Spiral groove bearing

Spiral groove thrust bearings are self-acting bearings used to reduce friction and wear without the use of pressurized lubricants. They have this ability due to special patterns of grooves. Spiral groove bearings are self-acting because their own rotation builds up the pressure needed to separate the bearing surfaces. For this reason, they are also 'contact-less' bearings.

Operation

Spiral groove bearings produce the required pressure to keep the bearing surfaces lubricated and separated by the wedging and pumping effect. When the parts of the bearings are rotated with respect to each other the grooves push the lubricants towards the small apertures between the surfaces causing an overall rise in the pressure.

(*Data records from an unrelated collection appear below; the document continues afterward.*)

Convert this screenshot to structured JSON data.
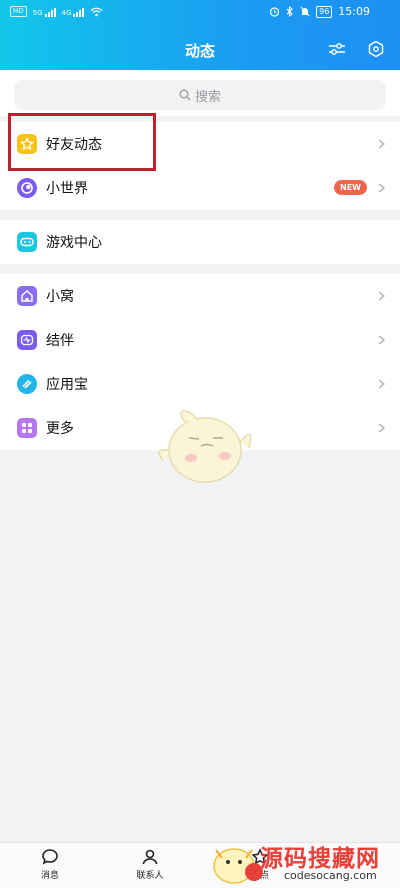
{
  "status_bar": {
    "chip1": "HD",
    "chip2": "5G",
    "chip3": "4G",
    "battery": "96",
    "time": "15:09"
  },
  "header": {
    "title": "动态",
    "icons": [
      "filter-icon",
      "hexagon-settings-icon"
    ]
  },
  "search": {
    "placeholder": "搜索"
  },
  "sections": [
    {
      "items": [
        {
          "label": "好友动态",
          "icon": "star-icon",
          "color": "#f7c31b",
          "chevron": true
        },
        {
          "label": "小世界",
          "icon": "small-world-icon",
          "color": "#7b5cf0",
          "badge": "NEW",
          "chevron": true
        }
      ]
    },
    {
      "items": [
        {
          "label": "游戏中心",
          "icon": "gamepad-icon",
          "color": "#1fc4e0",
          "chevron": false
        }
      ]
    },
    {
      "items": [
        {
          "label": "小窝",
          "icon": "house-icon",
          "color": "#8a6df0",
          "chevron": true
        },
        {
          "label": "结伴",
          "icon": "wave-icon",
          "color": "#7c5cf5",
          "chevron": true
        },
        {
          "label": "应用宝",
          "icon": "app-store-icon",
          "color": "#21b5e8",
          "chevron": true
        },
        {
          "label": "更多",
          "icon": "grid-icon",
          "color": "#b576f2",
          "chevron": true
        }
      ]
    }
  ],
  "tabbar": [
    {
      "label": "消息",
      "icon": "chat-bubble-icon"
    },
    {
      "label": "联系人",
      "icon": "person-icon"
    },
    {
      "label": "看点",
      "icon": "star-tab-icon"
    }
  ],
  "watermark": {
    "text": "源码搜藏网",
    "sub": "codesocang.com"
  },
  "colors": {
    "header_start": "#12c7ea",
    "header_end": "#1e8ff4",
    "highlight": "#c0202c",
    "badge": "#f0644c"
  }
}
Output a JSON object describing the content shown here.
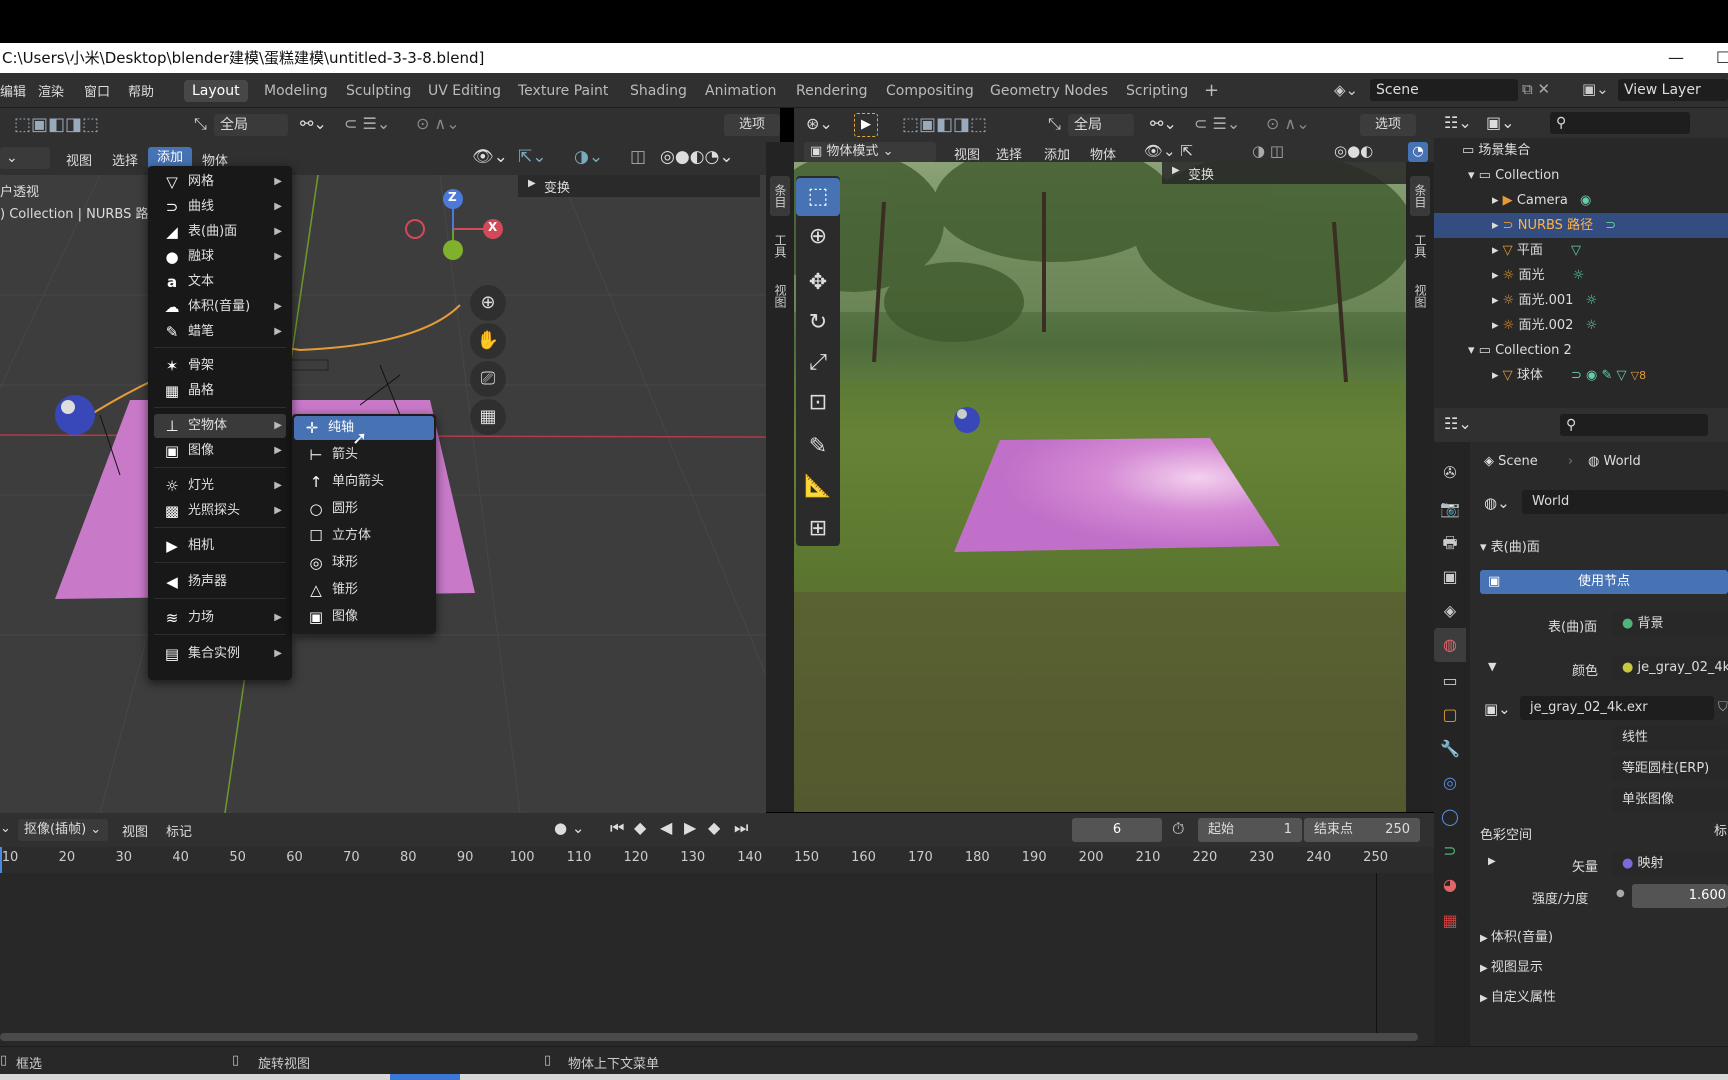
{
  "window": {
    "title": "C:\\Users\\小米\\Desktop\\blender建模\\蛋糕建模\\untitled-3-3-8.blend]",
    "min": "—",
    "max": "☐"
  },
  "menubar": {
    "items": [
      "编辑",
      "渲染",
      "窗口",
      "帮助"
    ],
    "workspaces": [
      "Layout",
      "Modeling",
      "Sculpting",
      "UV Editing",
      "Texture Paint",
      "Shading",
      "Animation",
      "Rendering",
      "Compositing",
      "Geometry Nodes",
      "Scripting"
    ],
    "add": "+",
    "scene": "Scene",
    "view_layer": "View Layer"
  },
  "left_viewport": {
    "transform_orient": "全局",
    "options": "选项",
    "menu_view": "视图",
    "menu_select": "选择",
    "menu_add": "添加",
    "menu_object": "物体",
    "overlay_line1": "户透视",
    "overlay_line2": ") Collection | NURBS 路",
    "transform_panel": "变换",
    "tabs": [
      "条目",
      "工具",
      "视图"
    ],
    "gizmo": {
      "z": "Z",
      "x": "X"
    }
  },
  "add_menu": {
    "items": [
      {
        "label": "网格",
        "icon": "mesh-icon",
        "glyph": "▽",
        "arrow": true
      },
      {
        "label": "曲线",
        "icon": "curve-icon",
        "glyph": "⊃",
        "arrow": true
      },
      {
        "label": "表(曲)面",
        "icon": "surface-icon",
        "glyph": "◢",
        "arrow": true
      },
      {
        "label": "融球",
        "icon": "metaball-icon",
        "glyph": "●",
        "arrow": true
      },
      {
        "label": "文本",
        "icon": "text-icon",
        "glyph": "a",
        "arrow": false
      },
      {
        "label": "体积(音量)",
        "icon": "volume-icon",
        "glyph": "☁",
        "arrow": true
      },
      {
        "label": "蜡笔",
        "icon": "grease-pencil-icon",
        "glyph": "✎",
        "arrow": true
      },
      {
        "label": "骨架",
        "icon": "armature-icon",
        "glyph": "✶",
        "arrow": false
      },
      {
        "label": "晶格",
        "icon": "lattice-icon",
        "glyph": "▦",
        "arrow": false
      },
      {
        "label": "空物体",
        "icon": "empty-icon",
        "glyph": "⊥",
        "arrow": true
      },
      {
        "label": "图像",
        "icon": "image-icon",
        "glyph": "▣",
        "arrow": true
      },
      {
        "label": "灯光",
        "icon": "light-icon",
        "glyph": "☼",
        "arrow": true
      },
      {
        "label": "光照探头",
        "icon": "light-probe-icon",
        "glyph": "▩",
        "arrow": true
      },
      {
        "label": "相机",
        "icon": "camera-icon",
        "glyph": "▶",
        "arrow": false
      },
      {
        "label": "扬声器",
        "icon": "speaker-icon",
        "glyph": "◀",
        "arrow": false
      },
      {
        "label": "力场",
        "icon": "force-field-icon",
        "glyph": "≋",
        "arrow": true
      },
      {
        "label": "集合实例",
        "icon": "collection-instance-icon",
        "glyph": "▤",
        "arrow": true
      }
    ]
  },
  "empty_submenu": {
    "items": [
      {
        "label": "纯轴",
        "icon": "plain-axes-icon",
        "glyph": "✛"
      },
      {
        "label": "箭头",
        "icon": "arrows-icon",
        "glyph": "⊢"
      },
      {
        "label": "单向箭头",
        "icon": "single-arrow-icon",
        "glyph": "↑"
      },
      {
        "label": "圆形",
        "icon": "circle-icon",
        "glyph": "○"
      },
      {
        "label": "立方体",
        "icon": "cube-icon",
        "glyph": "☐"
      },
      {
        "label": "球形",
        "icon": "sphere-icon",
        "glyph": "◎"
      },
      {
        "label": "锥形",
        "icon": "cone-icon",
        "glyph": "△"
      },
      {
        "label": "图像",
        "icon": "image-empty-icon",
        "glyph": "▣"
      }
    ]
  },
  "right_viewport": {
    "mode": "物体模式",
    "menu_view": "视图",
    "menu_select": "选择",
    "menu_add": "添加",
    "menu_object": "物体",
    "transform_orient": "全局",
    "options": "选项",
    "transform_panel": "变换",
    "tabs": [
      "条目",
      "工具",
      "视图"
    ]
  },
  "outliner": {
    "root": "场景集合",
    "rows": [
      {
        "name": "Collection",
        "indent": 1,
        "icon": "collection-icon",
        "glyph": "▭",
        "color": "#ddd"
      },
      {
        "name": "Camera",
        "indent": 2,
        "icon": "camera-object-icon",
        "glyph": "▶",
        "color": "#ddd"
      },
      {
        "name": "NURBS 路径",
        "indent": 2,
        "icon": "curve-object-icon",
        "glyph": "⊃",
        "color": "#ffb347",
        "selected": true
      },
      {
        "name": "平面",
        "indent": 2,
        "icon": "mesh-object-icon",
        "glyph": "▽",
        "color": "#ddd"
      },
      {
        "name": "面光",
        "indent": 2,
        "icon": "light-object-icon",
        "glyph": "☼",
        "color": "#ddd"
      },
      {
        "name": "面光.001",
        "indent": 2,
        "icon": "light-object-icon",
        "glyph": "☼",
        "color": "#ddd"
      },
      {
        "name": "面光.002",
        "indent": 2,
        "icon": "light-object-icon",
        "glyph": "☼",
        "color": "#ddd"
      },
      {
        "name": "Collection 2",
        "indent": 1,
        "icon": "collection-icon",
        "glyph": "▭",
        "color": "#ddd"
      },
      {
        "name": "球体",
        "indent": 2,
        "icon": "mesh-object-icon",
        "glyph": "▽",
        "color": "#ddd"
      }
    ],
    "badge": "8"
  },
  "properties": {
    "breadcrumb_scene": "Scene",
    "breadcrumb_world": "World",
    "world_name": "World",
    "section_surface": "表(曲)面",
    "use_nodes": "使用节点",
    "surface_label": "表(曲)面",
    "surface_value": "背景",
    "color_label": "颜色",
    "color_value": "je_gray_02_4k.",
    "image_name": "je_gray_02_4k.exr",
    "interp": "线性",
    "projection": "等距圆柱(ERP)",
    "source": "单张图像",
    "colorspace_label": "色彩空间",
    "colorspace_value": "标",
    "vector_label": "矢量",
    "vector_value": "映射",
    "strength_label": "强度/力度",
    "strength_value": "1.600",
    "sections": [
      "体积(音量)",
      "视图显示",
      "自定义属性"
    ]
  },
  "timeline": {
    "mode": "抠像(插帧)",
    "view": "视图",
    "marker": "标记",
    "current_frame": "6",
    "start_label": "起始",
    "start_value": "1",
    "end_label": "结束点",
    "end_value": "250",
    "ticks": [
      "10",
      "20",
      "30",
      "40",
      "50",
      "60",
      "70",
      "80",
      "90",
      "100",
      "110",
      "120",
      "130",
      "140",
      "150",
      "160",
      "170",
      "180",
      "190",
      "200",
      "210",
      "220",
      "230",
      "240",
      "250"
    ]
  },
  "statusbar": {
    "left": "框选",
    "middle": "旋转视图",
    "right": "物体上下文菜单"
  }
}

The motion of the surfaces will then cause the fluid to flow over the grooves and a pressure ripple, perpendicular to the direction of the motion, is formed. Between the flat surface of the bearings and the fluid, a pressure rise occurs because this flow is limited. At sufficient speeds and thicknesses of the film of fluid, the bearing surfaces are completely separated. It is the pressure acting perpendicular to the direction of motion that supports the bearing load.

This explanation neglects the effects of inertia, compressibility of the lubricant and other factors.^[1]

Fabrication

The dimensions of the grooves are tailored to the intended operating conditions of the bearing. If the indentations on the grooved surface are too deep, then there will be significant leakage of the lubricant. If the depth is reduced, the pump effect will stop. The speed of the rotation of the bearing surfaces and the accuracy of the dimensions must also be taken into account. Designers and manufactures calculate the optimal dimensions for greatest efficiency.^[2] The grooves are made by the following methods;

Etching
Selective etching
Mechanical grooving
Soldering

Etching

Etching is easiest way to make spiral groove bearings. The surface of the metal is coated with an etchant - resistant lacquer, then the intended locations of the grooves are removed by hand. The factors that affect the properties of the grooves in this method are;

etching time
temperature of the etchant bath
movement of the metal through the bath
circulation of the etchant

Despite the simplicity of this method, there is a significant disadvantage: the groove depth is non-uniform and is therefore fairly inaccurate.

Selective etching

This method differs from regular etching as two layers are placed on the surface to be grooved, but only the upper layer is exposed to the etchant, leaving the lower surfaces protected.

Mechanical grooving

This method is used when more accurate and more uniform grooves are required. The grooves are cut by an electrical diameter cutter, The disc surface is rotated, and the cutter it is steered by a guider ring, so that the spirals have the required logarithmic shape. One disadvantage of this method is that more specialized equipment is required to accurately cut smaller grooves. (approximately 6 cm and less).

Soldering

Soldering is used when other fabrication methods are unavailable or inapplicable to the given situation. e.g. the bearing is too large for an etching bath. A foil on which the grooves have been etched is obtained, and is soldered onto the flat bearing surface.
The factors that are considered in this method are;

the temperature at which the bearing is to be used
the size of the bearings
the nature of the materials to be connected.

Types

The main types of spiral groove bearings are:^[3]

Flat
Conical
Spherical

Flat thrust bearings

Flat thrust bearings, the most common spiral groove bearings, are so named because one consists of a flat surface that opposes the grooved surface.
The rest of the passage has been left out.